Combining structure-based methodologies with complementary approaches
that are based on protein cellular co-localization, sequence analysis
and such, should improve our ability to correctly characterize protein
interactions.
Protein structure prediction in general has been revolutionized by the
rapid progress of the Deep Learning techniques. Most notable is a
spectacular success of the DeepMind’s AlphaFold that provides high
quality prediction of the tertiary structure [3]. Protein-protein
docking methodology originally was based primarily on the energy-based
considerations, including the concept of steric fit [4], later
extended to comparative modeling [5]. A major development in the
field has been the recent emergence of the Deep Learning based
approaches [6, 7] that extend the prediction success from the
tertiary to the quaternary structure. An important activity in the
protein docking/scoring field are the community-wide Critical Assessment
efforts [8], which provide platforms for the objective blind
assessment of the predictive approaches. The progress in structural
modeling of macromolecular complexes is propelling growing interest in
larger systems, up to the level of a whole cell [9-11]. Such
modeling addresses protein interactions in vivo , in a crowded
cellular environment.
In this issue of Proteomics , the paper by Schweke et al.

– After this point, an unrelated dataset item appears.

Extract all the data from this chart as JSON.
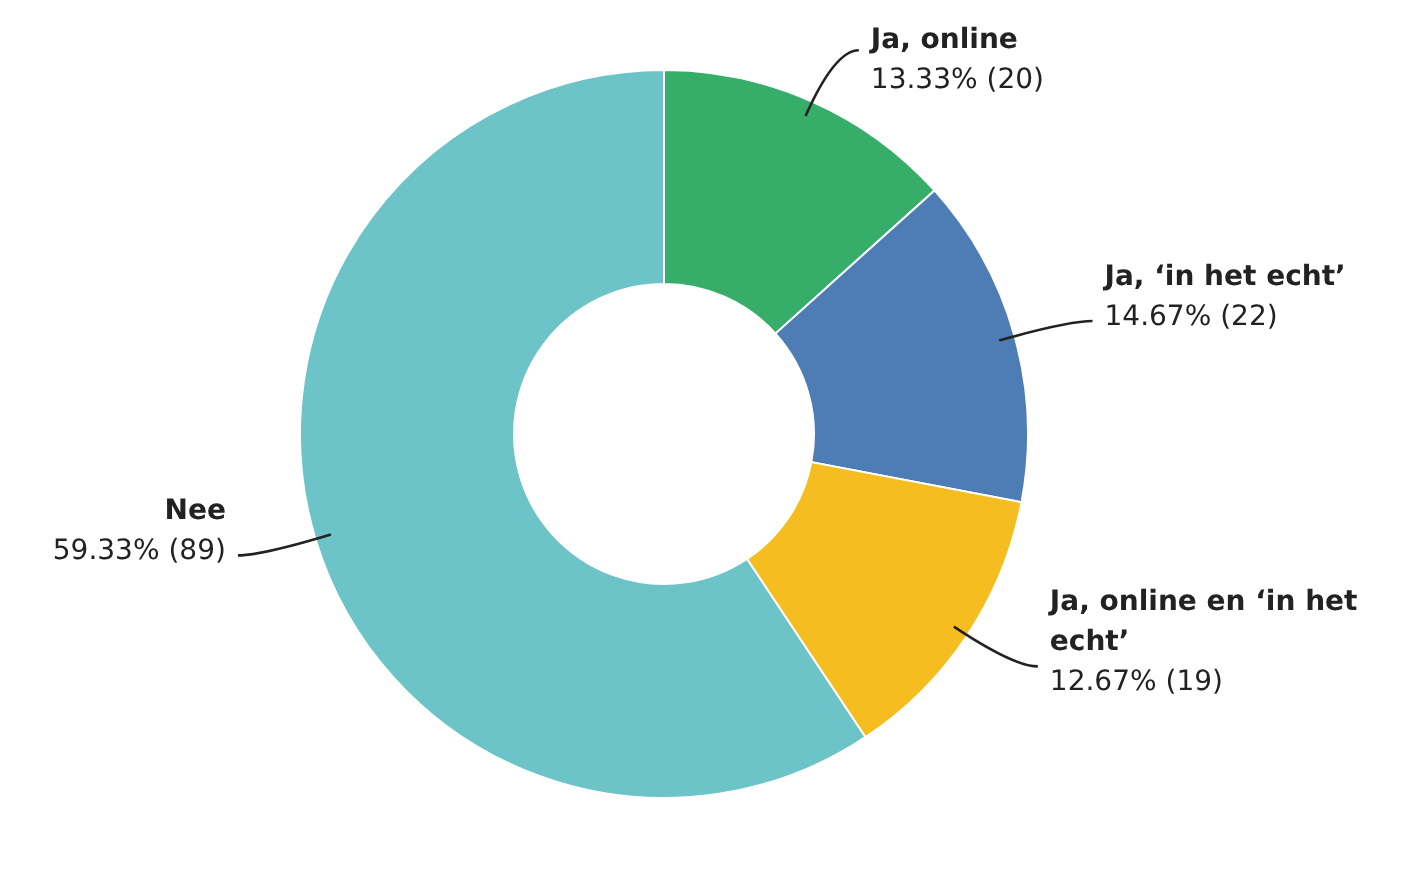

[12], centered around 3DBioInfo Elixir Community, presents a
community-wide study of an important problem of distinguishing
physiological protein-protein complexes/interfaces (experimentally
determined or modeled) from non-physiological ones. The authors designed
and generated a large benchmark set of physiological and
non-physiological homodimeric complexes, and evaluated a large set of
scoring functions, as well as AlphaFold predictions, on their ability to
discriminate the non-physiological interfaces.
The problem of separating physiological from non-physiological
interfaces (sometimes, called ”biological” vs. ”non-biological”
respectively) is very difficult. The core reason for this difficulty is
in the lack of a clear ”iron-clad” distinction between these two
categories in a living cell, where co-localized proteins extensively
interact with each other in a crowded environment in a variety of
interaction modes, heavily dominated by transient
interactions/encounters. Still, the ability to identify key
physiologically significant interfaces in the variety of possible
configurations of a protein-protein complex is important. The study
presents a major data resource and methodological development in this
important direction of molecular and cellular biology.
A major challenge for the future is developing the ability to
differentiate protein-protein physiological vs. non-physiologicalhetero complexes. Due to the diversity and versatility of the
protein interactions, this problem is inherently more difficult than
that of the homo oligomers. A solution may require accounting for
various aspects of macromolecular interactions in the crowded cellular
environment and significant involvement of the Deep Learning techniques.